Ban TikTok? How would it be done?

Well of course the United States is technologically capable of implementing a censorship framework on the Internet. If Communist China can, we certainly would be able to.

But that is exactly the point: we can’t, not because of a shortfall of technical knowlege, but because we’re the United States of America. We don’t do that kind of shit. And when we do, we eventually come to our senses. And we certainly don’t shit on the Bill of Rights because Millennials like a Chinese media company “too much”.

and we’re back to implementing a Great Firewall of China, US Version.

An authoritarian state could definitely do this. (And I’m going to use the circular definition that any state that does do it is authoritarian.)

There is one very important thing they can’t do as well as a website: collect data. The browser won’t give them the permissions or access that a proper app would. That’s why mobile websites push you to use their apps.

Also, it’s easier to block ads in a browser. So basically everything they monetize is harder to use in a browser.

The OP was asking about the technological possibility (which you disputed in an earlier post), not the political wisdom or constitutionality of a ban.

That is not how I read the OP. I read it as them asking how the current law will* be implemented. I do not think they are planning to use the Great Firewall method.

*If Bytedance were to avoid selling TikTok.

Well, the OP’s hypothetical is misplaced, since no network provider is going to implement any such system without being compelled to, and such compulsion is patently illegal.

The technology boils down to this:

  • Remove apps from all application stores
  • Find all domain names used for the service and redirect them to a blackhole address, like the FBI does for seized websites
  • Reverse engineer all IP addresses used for the service and firewall them at every network provider to drop all traffic to or from them
  • Repeat ad infinitum since these are all moving targets.

That’s in appropriate order of difficulty, which corresponds roughly to how concentrated the function is. There are only a couple of app stores, but dozens of domain name service providers and hundreds of network operators.

It’s working well in financial services: People on sanctions lists find it difficult to get financial services - not because there’s some centralised enforcement mechanism, but because a public list of sanctioned companies and individuals exists, together with the threat to fine the heck out of a bank or other financial entity that refuses to comply. The implementation works at the bank level, not the level of some central government agency. In effect, legislators are outsourcing the implementation of the sanctions to private companies. They complain, of course, but they comply.
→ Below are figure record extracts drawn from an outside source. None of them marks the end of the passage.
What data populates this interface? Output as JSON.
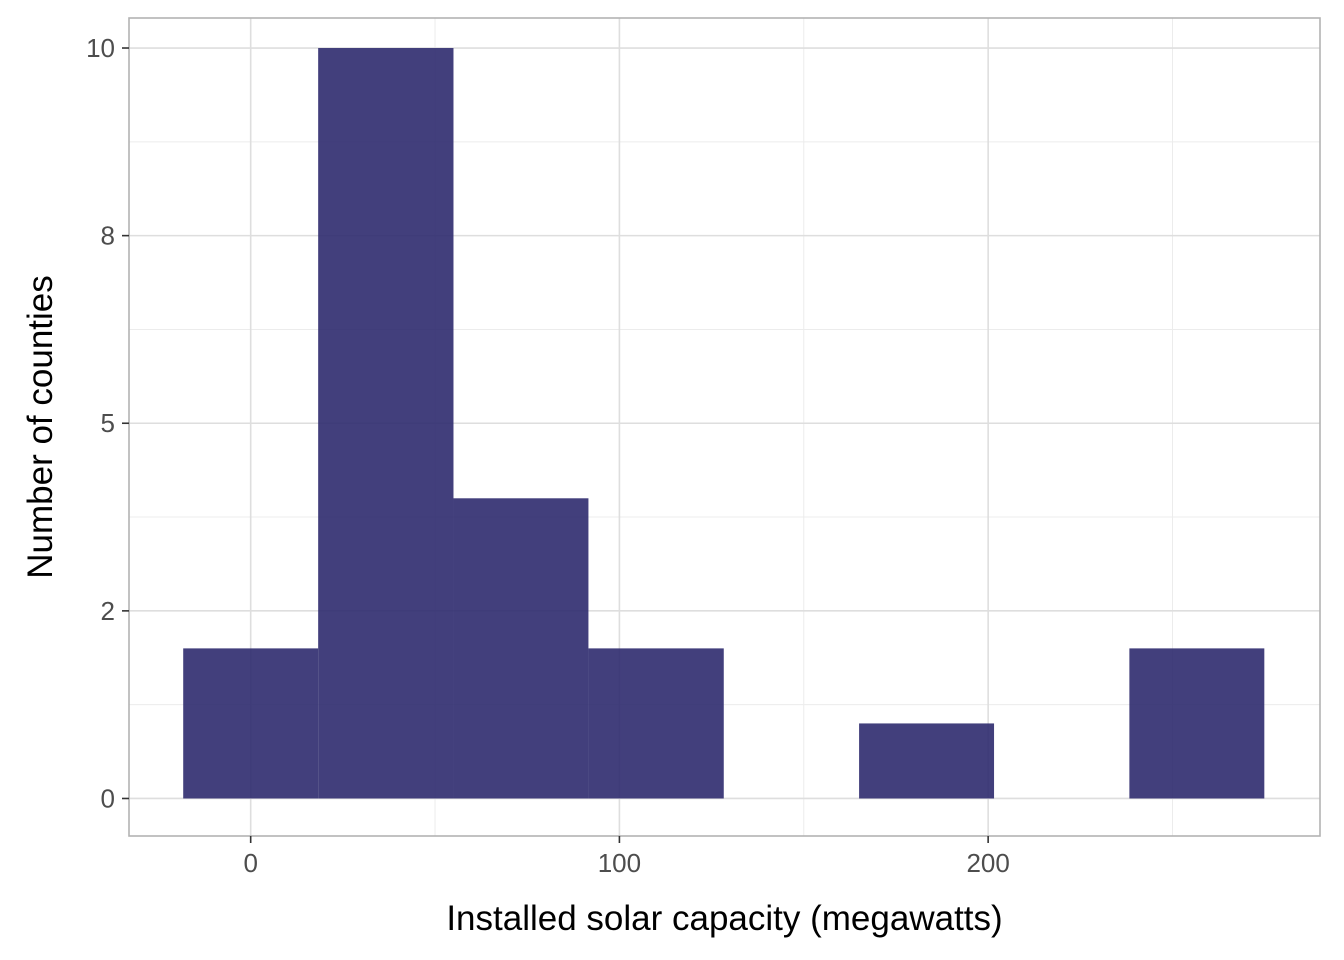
{
  "chart_data": {
    "type": "bar",
    "xlabel": "Installed solar capacity (megawatts)",
    "ylabel": "Number of counties",
    "xlim": [
      -33,
      290
    ],
    "ylim": [
      -0.5,
      10.4
    ],
    "x_ticks": [
      0,
      100,
      200
    ],
    "y_ticks": [
      0,
      2,
      5,
      8,
      10
    ],
    "y_tick_values": [
      0,
      2.5,
      5,
      7.5,
      10
    ],
    "grid": true,
    "bins": [
      {
        "x0": -18.3,
        "x1": 18.3,
        "count": 2
      },
      {
        "x0": 18.3,
        "x1": 55.0,
        "count": 10
      },
      {
        "x0": 55.0,
        "x1": 91.6,
        "count": 4
      },
      {
        "x0": 91.6,
        "x1": 128.3,
        "count": 2
      },
      {
        "x0": 128.3,
        "x1": 165.0,
        "count": 0
      },
      {
        "x0": 165.0,
        "x1": 201.6,
        "count": 1
      },
      {
        "x0": 201.6,
        "x1": 238.3,
        "count": 0
      },
      {
        "x0": 238.3,
        "x1": 274.9,
        "count": 2
      }
    ],
    "bar_color": "#2e2a6e",
    "bar_opacity": 0.9
  }
}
Circumvention is not impossible, but sufficiently difficult to make the sanctions sufficiently effective for their purpose.

Banking may be literally the single most regulated international industry in the world. The Internet is virtually completely unregulated.

You handwave the difference away.

But if you could wave a magic wand and instantaneously create the regulatory agencies, the sizable volume of banking legislation, huge amounts of rulemaking, and whole industries involved with regulatory compliance and enforcement… then yes, it’s easy.

Back to the OP’s point… it’s not rocket surgery. At the individual network level, administrators do this kind of thing all the time, which is why an employee often can’t get away with surfing porn on a company computer or network. It’s a similar kind of problem.

Just removing it from the default app stores would be sufficient to kill it off. The purpose of tiktok is to collect views and likes. Once sufficient people have stopped using it for various reasons (app updates, new phones), the content providers will stop posting because of insufficient attention and the death spiral will only steepen. Sure there will be a pool of rebel users that will take steps to keep using the app, but entropy always wins in the end.

Is that true if the US is the only country (or one of only a few) to ban it? Internationally it still might be used heavily, and there are plenty of Americans who would want to check out what they’re doing.

I wonder how much ByteDance makes from advertising by US based companies.
I’ve never used TikToc, so have no idea how the monetisation works.
But legislating to stop advertising on the platform would hurt. So not just advertising revenue dropping as US users fall away, but maybe a generally significant source of global advertising.

A key set of users outside of China are ex-pat Chinese, who still want a tie back to their motherland. Even those who have no intention of returning to live. They are one group that is likely to be quite interested in a VPN or other workaround.

That sounded more US-centric than intended. It would have been more accurate to say that removing it from the US stores would effectively kill it in the US.

Tiktok has millions of users outside the US even though the US has more than any other individual country, it still has less that 20% of the global user base.

Oberlo Statistics

Yes, but if the top content creators are overrepresented in the US (and your link implies that many of the top followed posters are in the US, but it doesn’t give details) that could still cause big problems for TikTok.

Presumably all that existing content doesn’t vanish. TikTok can still store/host those US-creator-made videos, and keep serving them up essentially forever. A tweak to the algorithm to reprioritize things it didn’t previously show for whatever reason, and it will feel like new content to the idle scroller. It’s notable that TikTok already makes it nearly impossible for the viewer to determine when a video was posted, so as long as there isn’t anything specific to date the content (“so sad to hear Betty White died last night!”) the user will be none the wiser.